Bed, Bath & Betrayal
Town & Country|April 2022
Wedding registries let the world know what we want. But who exactly are they telling?
MATTIE KAHN
Bed, Bath & Betrayal

Your Cuisinart doesn’t impress Jung Lee. The impresario behind Fête, a full service event planning and design production firm in New York, has been executing customized bashes for such clients as Joseph Altuzarra and Jann Wenner since 2002. You can’t miss a Fête production: Invitations are hand-addressed, and no two seating charts are alike. Lee takes immense pride in her work, which is what made the sometimes lackluster registries of Lee’s clients that much more grating.

The care she pours into commissioning one-of-a-kind seashell-and-drift woodencrusted chuppahs just to find an Oxo peeler on someone’s Zola?

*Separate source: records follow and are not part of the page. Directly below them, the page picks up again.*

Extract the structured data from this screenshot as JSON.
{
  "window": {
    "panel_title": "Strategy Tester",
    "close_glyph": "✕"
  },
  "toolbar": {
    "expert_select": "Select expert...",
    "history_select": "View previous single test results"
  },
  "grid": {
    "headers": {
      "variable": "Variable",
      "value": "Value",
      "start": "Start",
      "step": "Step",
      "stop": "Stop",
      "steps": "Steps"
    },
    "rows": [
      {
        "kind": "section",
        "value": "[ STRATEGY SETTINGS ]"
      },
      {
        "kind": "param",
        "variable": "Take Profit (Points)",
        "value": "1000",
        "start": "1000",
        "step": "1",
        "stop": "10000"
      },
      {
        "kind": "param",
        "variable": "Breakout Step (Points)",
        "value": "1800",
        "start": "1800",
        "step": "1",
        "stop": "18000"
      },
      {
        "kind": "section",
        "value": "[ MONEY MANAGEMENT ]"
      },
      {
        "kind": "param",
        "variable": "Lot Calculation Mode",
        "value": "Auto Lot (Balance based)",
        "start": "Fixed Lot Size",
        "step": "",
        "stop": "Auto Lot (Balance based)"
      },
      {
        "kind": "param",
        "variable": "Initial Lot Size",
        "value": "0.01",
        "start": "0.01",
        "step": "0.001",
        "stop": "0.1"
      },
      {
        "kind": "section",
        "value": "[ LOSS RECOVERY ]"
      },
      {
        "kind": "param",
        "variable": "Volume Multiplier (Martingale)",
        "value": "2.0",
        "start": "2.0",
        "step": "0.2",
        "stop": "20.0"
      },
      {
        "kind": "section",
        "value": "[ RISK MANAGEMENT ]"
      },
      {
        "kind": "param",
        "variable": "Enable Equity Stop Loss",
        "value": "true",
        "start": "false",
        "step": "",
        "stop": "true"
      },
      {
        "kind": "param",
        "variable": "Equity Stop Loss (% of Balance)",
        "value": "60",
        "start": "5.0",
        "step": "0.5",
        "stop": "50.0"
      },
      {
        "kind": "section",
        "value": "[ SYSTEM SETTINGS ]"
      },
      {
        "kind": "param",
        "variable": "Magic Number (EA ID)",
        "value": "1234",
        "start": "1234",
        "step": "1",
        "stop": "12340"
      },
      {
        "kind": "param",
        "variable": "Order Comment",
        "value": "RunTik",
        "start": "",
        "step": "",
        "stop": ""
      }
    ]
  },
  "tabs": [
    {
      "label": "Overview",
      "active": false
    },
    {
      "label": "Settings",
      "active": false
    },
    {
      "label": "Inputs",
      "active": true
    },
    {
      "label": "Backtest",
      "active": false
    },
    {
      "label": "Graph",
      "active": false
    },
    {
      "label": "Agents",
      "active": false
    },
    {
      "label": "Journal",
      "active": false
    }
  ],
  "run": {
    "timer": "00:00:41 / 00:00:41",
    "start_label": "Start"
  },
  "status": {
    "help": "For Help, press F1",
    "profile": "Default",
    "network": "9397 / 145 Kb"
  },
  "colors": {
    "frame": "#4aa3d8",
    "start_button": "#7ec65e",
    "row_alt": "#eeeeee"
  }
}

It kills her. Her clients have rented out museums and had rose gardens planted to line their aisles, but even the most well-heeled among them seem unable to resist the pleasures of a big box store scanner gun. “I’ve seen people put shower curtains on their registries!” Lee says. “Or a vacuum cleaner! I’m like, ‘For real?’ ”

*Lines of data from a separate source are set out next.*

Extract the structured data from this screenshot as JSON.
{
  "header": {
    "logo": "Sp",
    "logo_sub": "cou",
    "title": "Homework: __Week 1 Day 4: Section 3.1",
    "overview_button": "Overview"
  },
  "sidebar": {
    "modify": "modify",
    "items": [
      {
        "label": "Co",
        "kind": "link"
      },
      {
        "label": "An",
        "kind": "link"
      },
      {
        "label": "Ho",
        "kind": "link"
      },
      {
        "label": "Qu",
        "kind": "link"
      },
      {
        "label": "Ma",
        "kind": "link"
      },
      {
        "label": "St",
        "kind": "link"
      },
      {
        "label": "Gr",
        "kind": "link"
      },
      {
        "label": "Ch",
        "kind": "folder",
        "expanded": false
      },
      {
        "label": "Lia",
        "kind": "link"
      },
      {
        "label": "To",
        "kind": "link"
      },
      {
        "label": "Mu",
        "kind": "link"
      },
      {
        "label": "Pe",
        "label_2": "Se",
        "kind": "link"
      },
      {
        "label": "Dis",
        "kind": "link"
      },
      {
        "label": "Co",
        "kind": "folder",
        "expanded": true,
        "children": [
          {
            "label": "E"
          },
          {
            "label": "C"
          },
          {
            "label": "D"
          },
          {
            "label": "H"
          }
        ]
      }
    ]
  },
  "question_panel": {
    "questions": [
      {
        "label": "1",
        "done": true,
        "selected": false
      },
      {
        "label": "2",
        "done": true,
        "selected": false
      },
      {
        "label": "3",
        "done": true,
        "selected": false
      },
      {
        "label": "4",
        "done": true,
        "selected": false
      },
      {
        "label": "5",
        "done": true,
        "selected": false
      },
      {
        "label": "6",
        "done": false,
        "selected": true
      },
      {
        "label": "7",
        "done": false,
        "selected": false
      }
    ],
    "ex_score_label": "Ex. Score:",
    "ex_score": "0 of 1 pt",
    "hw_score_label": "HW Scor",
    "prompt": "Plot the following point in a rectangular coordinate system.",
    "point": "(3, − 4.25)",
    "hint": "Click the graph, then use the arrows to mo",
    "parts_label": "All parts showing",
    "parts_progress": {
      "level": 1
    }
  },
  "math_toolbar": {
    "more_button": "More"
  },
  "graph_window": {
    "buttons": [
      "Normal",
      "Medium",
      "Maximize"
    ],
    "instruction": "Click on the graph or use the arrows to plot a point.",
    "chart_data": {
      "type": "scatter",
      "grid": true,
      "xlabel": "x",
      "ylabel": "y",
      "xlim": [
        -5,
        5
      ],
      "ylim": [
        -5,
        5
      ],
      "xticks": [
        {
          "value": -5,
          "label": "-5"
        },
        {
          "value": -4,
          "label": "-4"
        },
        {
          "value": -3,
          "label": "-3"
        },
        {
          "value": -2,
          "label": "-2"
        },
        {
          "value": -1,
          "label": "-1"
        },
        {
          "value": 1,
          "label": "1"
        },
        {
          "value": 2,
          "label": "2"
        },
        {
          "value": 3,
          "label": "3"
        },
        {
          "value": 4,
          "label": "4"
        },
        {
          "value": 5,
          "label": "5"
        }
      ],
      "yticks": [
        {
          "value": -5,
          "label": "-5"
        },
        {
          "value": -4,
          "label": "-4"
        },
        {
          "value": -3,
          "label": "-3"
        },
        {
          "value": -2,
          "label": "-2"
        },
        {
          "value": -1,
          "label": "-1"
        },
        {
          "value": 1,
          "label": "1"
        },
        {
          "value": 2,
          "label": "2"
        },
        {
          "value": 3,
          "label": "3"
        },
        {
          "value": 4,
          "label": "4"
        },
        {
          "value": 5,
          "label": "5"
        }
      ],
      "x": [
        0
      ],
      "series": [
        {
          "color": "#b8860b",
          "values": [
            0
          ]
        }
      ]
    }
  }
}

Lee at least can claim a professional interest in appraising registries. The rest of us have no such cover. I have browsed the registries of Bravo TV stars and TikTok influencers. I have Googled the registries of people I haven’t seen since high school. If I’ve read your New York Times wedding announcement, chances are I’ve done some sleuthing and found your registry—to look at salt and pepper mills, to find out whether I think a bride who got married at the Plaza has taste or just a good planner, to assess whether I too need Schott Zwiesel glassware (I do).